We passed on our way the ruins of Dromaneen Castle, the birthplace of the lively old Countess of Desmond, who lies buried at Youghal. Here, too, according to a local tradition, she met her death, having climbed too high into a famous cherry-tree at Affane, near Dromaneen, planted there by Sir Walter Raleigh, who first introduced this fruit, as well as the tobacco plant and the potato, into Ireland. At Cappoquin, which stands beautifully on the river, I should have been glad to halt for the night, in order to visit the Trappist Monastery there, an offshoot of La Meilleraye, planted, I think, by some monks from Santa Susanna, of Lulworth, after Charles X. took refuge in the secluded and beautiful home of the Welds. The schools of this monastery have been a benediction to all this part of Ireland for more than half a century.

Lismore has nothing now to show of its ancient importance save its castle and its cathedral, both of them absolutely modern! A hundred years ago the castle was simply a ruin overhanging the river. It then belonged to the fifth Duke of Devonshire, who had inherited it from his mother, the only child and heiress of the friend of Pope, Richard, fourth Earl of Cork, and third Earl of Burlington. It had come into the hands of the Boyles by purchase from Sir Walter Ealeigh, to whom Elizabeth had granted it, with all its appendages and appurtenances. The fifth Duke of Devonshire, who was the husband of Coleridge's "lady nursed in pomp and pleasure," did little or nothing, I believe, to restore the vanished glories of Lismore; and the castle, as it now exists, is the creation of his son, the artistic bachelor Duke, to whom England owes the Crystal Palace and all the other outcomes of Sir Joseph Paxton's industry and enterprise. His kinsman and successor, the present Duke, used to visit Lismore regularly down to the time of the atrocious murder of Lord Frederick Cavendish, and many of the beautiful walks and groves which make the place lovely are due, I believe, to his taste and his appreciation of the natural charms of Lismore.
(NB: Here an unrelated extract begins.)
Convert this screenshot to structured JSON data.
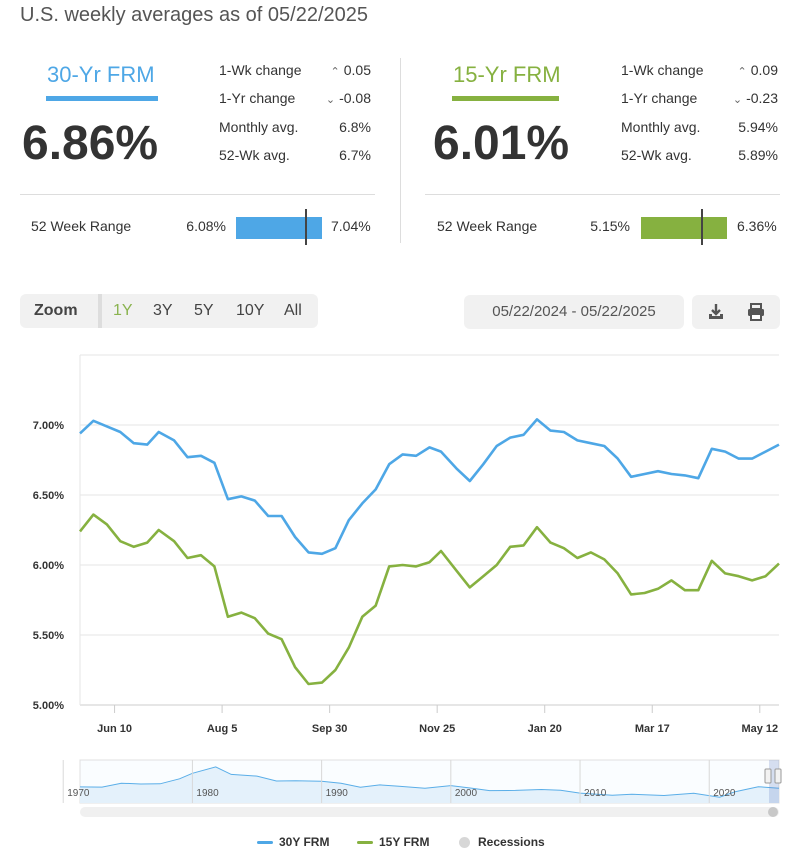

I dismissed my car at the "Devonshire Arms," an admirable little hotel near the river, and having ordered my dinner there, walked down to the castle, almost within the grounds of which the hotel stands. It is impossible to imagine a more picturesque site for a great inland mansion. The views up and down the Blackwater from the drawing-room windows are simply the perfection of river landscape. The grounds are beautifully laid out, one secluded garden-walk, in particular, taking you back to the inimitable Italian garden-walks of the seventeenth century. In the vestibule is the sword of state of the Corporation of Youghal, a carved wooden cradle for which still stands in the church at that place, and over the great gateway are the arms of the great Earl of Cork, but these are almost the only outward and visible signs of the historic past about the castle. Seen from the graceful stone bridge which spans the river, its grey towers and turrets quite excuse the youthful enthusiasm with which the Duke of Connaught, who made a visit here when he was Prince Arthur, is said to have written to his mother, that Lismore was "a beautiful place, very like Windsor Castle, only much finer."
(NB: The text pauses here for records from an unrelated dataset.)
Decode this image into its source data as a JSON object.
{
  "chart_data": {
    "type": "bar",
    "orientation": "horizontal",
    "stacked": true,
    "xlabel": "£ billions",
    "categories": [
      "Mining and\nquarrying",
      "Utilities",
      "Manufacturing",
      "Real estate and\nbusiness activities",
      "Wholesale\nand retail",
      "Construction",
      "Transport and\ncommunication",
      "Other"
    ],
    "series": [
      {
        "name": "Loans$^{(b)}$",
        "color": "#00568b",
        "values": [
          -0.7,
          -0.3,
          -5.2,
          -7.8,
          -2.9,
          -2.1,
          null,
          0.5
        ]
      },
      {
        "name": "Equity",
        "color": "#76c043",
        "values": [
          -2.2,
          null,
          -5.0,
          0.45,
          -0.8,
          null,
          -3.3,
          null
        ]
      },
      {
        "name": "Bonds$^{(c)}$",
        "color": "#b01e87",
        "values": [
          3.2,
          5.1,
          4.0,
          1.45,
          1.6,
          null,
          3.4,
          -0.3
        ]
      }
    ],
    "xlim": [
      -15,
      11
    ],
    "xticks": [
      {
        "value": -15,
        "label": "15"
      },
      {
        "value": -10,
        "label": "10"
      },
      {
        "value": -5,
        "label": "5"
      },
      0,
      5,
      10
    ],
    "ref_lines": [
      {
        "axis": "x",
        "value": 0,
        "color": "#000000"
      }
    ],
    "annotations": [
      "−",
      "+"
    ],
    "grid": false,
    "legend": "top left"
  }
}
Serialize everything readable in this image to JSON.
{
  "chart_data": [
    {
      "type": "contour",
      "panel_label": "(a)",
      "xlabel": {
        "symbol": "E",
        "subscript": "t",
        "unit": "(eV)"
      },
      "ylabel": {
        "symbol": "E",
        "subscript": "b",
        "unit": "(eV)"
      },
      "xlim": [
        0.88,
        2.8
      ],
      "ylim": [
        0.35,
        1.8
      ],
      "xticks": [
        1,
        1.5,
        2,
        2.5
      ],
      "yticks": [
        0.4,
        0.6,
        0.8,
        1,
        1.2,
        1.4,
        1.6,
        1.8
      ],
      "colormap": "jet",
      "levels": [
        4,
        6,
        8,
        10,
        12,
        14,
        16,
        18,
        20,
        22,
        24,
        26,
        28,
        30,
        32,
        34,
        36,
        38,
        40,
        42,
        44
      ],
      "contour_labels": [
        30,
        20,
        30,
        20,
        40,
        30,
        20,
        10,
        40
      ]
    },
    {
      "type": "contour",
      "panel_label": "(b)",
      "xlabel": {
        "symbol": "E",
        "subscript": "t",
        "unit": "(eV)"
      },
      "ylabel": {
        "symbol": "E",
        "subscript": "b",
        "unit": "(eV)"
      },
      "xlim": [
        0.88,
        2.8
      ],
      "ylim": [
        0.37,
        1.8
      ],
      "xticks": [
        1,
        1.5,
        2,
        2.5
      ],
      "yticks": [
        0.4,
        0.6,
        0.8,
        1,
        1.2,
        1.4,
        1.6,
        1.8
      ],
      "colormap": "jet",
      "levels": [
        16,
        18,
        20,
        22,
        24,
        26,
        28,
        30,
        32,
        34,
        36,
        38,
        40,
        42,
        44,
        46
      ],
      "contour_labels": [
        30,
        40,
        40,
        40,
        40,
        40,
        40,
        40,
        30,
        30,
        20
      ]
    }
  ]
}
Lismore Cathedral was almost entirely rebuilt by the second Earl of Cork three or four years after the Restoration, and has a handsome marble spire, but there is little in it to recall the Catholic times in which Lismore was a city of churches and a centre of Irish devotion.

The hostess of the "Devonshire Arms" gave me some excellent salmon, fresh from the river, and a very good dinner. She bewailed the evil days on which she has fallen, and the loss to Lismore of all that the Castle used to mean to the people. Lady Edward Cavendish had spent a short time here some little time ago, she said, and the people were delighted to have her come there. "It would be a great thing for the country if all the uproar and quarrelling could be put an end to. It did nobody any good, least of all the poor people."

From Lismore I came back by the railway through Fermoy.